Washington — Lawyers for conservative attorney Sidney Powell told a federal court on Monday that "no reasonable person" would conclude her unfounded claims of voter fraud in the 2020 presidential election were statements of fact as she fights a $1.3 billion defamation lawsuit from Dominion Voting Systems.
In a filing with the federal district court in the District of Columbia, Powell argued Dominion's case against her should be dismissed, as "it was clear to reasonable persons" her statements were her own opinions and legal theories. Members of the public, she said, were free to reach their own conclusions about whether Dominion rigged the election against former President Donald Trump, as Powell repeatedly claimed.
"Determining whether a statement is protected involves a two-step inquiry: Is the statement one which can be proved true or false?
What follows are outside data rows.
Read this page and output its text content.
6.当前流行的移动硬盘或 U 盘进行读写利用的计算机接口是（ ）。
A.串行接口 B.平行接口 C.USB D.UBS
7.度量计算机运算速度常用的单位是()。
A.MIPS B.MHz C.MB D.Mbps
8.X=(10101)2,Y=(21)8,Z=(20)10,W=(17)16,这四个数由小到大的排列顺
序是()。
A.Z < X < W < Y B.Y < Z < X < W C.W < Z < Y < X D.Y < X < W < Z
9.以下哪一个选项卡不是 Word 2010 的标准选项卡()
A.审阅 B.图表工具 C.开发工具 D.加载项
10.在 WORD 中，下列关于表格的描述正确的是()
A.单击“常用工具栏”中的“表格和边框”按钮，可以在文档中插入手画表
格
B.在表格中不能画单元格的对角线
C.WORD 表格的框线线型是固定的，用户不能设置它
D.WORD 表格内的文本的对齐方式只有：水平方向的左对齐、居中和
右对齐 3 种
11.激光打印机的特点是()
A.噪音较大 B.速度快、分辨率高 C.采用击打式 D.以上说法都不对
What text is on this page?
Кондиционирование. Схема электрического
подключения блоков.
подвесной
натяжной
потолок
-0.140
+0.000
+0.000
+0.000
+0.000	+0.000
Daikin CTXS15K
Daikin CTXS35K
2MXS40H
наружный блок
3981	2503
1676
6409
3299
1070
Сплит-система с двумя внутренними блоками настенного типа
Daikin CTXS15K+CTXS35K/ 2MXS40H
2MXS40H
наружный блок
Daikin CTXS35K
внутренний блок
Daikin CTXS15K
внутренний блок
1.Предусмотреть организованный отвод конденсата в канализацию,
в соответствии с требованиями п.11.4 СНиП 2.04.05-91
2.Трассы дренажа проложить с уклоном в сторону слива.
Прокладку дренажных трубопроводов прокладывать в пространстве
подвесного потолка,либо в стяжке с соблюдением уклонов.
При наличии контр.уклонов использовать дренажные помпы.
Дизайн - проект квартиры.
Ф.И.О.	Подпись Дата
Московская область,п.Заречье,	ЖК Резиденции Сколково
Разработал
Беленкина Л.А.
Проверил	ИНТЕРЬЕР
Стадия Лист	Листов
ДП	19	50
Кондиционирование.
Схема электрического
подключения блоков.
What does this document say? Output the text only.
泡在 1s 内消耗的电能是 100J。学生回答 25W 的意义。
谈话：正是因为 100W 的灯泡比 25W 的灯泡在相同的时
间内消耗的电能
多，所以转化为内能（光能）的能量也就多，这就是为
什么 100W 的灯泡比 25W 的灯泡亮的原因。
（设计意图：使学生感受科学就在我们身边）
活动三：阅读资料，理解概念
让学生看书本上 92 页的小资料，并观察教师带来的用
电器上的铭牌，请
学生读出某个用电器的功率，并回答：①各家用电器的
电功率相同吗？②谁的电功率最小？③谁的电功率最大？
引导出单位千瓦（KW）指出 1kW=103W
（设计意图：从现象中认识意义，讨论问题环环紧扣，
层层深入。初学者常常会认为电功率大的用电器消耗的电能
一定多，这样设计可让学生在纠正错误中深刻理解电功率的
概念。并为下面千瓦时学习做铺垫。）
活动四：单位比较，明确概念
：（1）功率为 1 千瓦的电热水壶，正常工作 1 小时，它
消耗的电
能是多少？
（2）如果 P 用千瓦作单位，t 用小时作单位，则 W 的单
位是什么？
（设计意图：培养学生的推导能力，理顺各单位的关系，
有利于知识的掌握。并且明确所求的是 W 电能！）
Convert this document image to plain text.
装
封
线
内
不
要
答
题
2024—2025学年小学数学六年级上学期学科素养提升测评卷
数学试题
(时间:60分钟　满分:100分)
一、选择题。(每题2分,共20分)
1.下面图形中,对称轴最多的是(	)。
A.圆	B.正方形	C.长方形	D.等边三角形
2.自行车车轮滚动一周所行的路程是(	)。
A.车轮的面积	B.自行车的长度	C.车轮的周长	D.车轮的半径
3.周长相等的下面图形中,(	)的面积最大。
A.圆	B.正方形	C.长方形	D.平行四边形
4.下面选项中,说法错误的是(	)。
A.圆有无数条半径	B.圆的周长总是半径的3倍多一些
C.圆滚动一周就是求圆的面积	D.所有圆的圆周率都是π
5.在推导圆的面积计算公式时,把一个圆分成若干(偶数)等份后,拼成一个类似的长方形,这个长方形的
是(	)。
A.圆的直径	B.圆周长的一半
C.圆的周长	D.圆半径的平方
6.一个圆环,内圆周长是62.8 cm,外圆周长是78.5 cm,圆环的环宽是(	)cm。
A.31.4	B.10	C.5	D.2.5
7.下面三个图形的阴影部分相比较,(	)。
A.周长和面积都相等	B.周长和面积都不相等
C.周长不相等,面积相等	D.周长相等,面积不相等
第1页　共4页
And would reasonable people conclude that the statement is one of fact, in light of its phrasing, context and the circumstances surrounding its publication," her lawyers told the court. "Analyzed under these factors, and even assuming, arguendo, that each of the statements alleged in the complaint could be proved true or false, no reasonable person would conclude that the statements were truly statements of fact."
Powell further argued her statements are constitutionally protected, in part because they were made in the context of a bitter political debate, and political statements are prone to exaggeration and hyperbole.
The 2020 presidential race, her lawyers said, "was both bitter and controversial," and Powell made her statements "as an attorney-advocate for her preferred candidate and in support of her legal and political positions."
"Such characterizations of the allegedly defamatory statements further support defendants' position that reasonable people would not accept such statements as fact but view them only as claims that await testing by the courts through the adversary process," she argued, adding "the speech at issue here is not actionable."
In addition to asking the court to dismiss the case, Powell argued the suit shouldn't have been brought in the District of Columbia, but rather the Northern District of Texas, as she resides in Dallas. If the court decides not to toss out the suit, Powell called for it to be moved to Texas.
Dominion, which provides electronic voting machines and software to governments and the U.S. and worldwide, filed its defamation lawsuit against Powell in January and is seeking $1.3 billion in damages. Powell spread conspiracy theories in the wake of the November election that Dominion was involved in a wide-ranging scheme to rig the presidential election, claims that were amplified by Mr. Trump as he unsuccessfully fought to secure a second term in office.
Dominion argued Powell caused the company "unprecedented harm" through her repeated allegations it bribed officials, colluded against Mr. Trump and flipped votes cast for the former president to boost President Biden. Its employees, Dominion argued, were the subject of harassment and threats as Powell's accusations spread among far-right conspiracy theorists.
In addition to Powell, Dominion has filed defamation lawsuits against MyPillow founder and CEO Mike Lindell and Mr. Trump's personal attorney Rudy Giuliani, who also spread unfounded accusations of voter fraud and claimed the company rigged the election.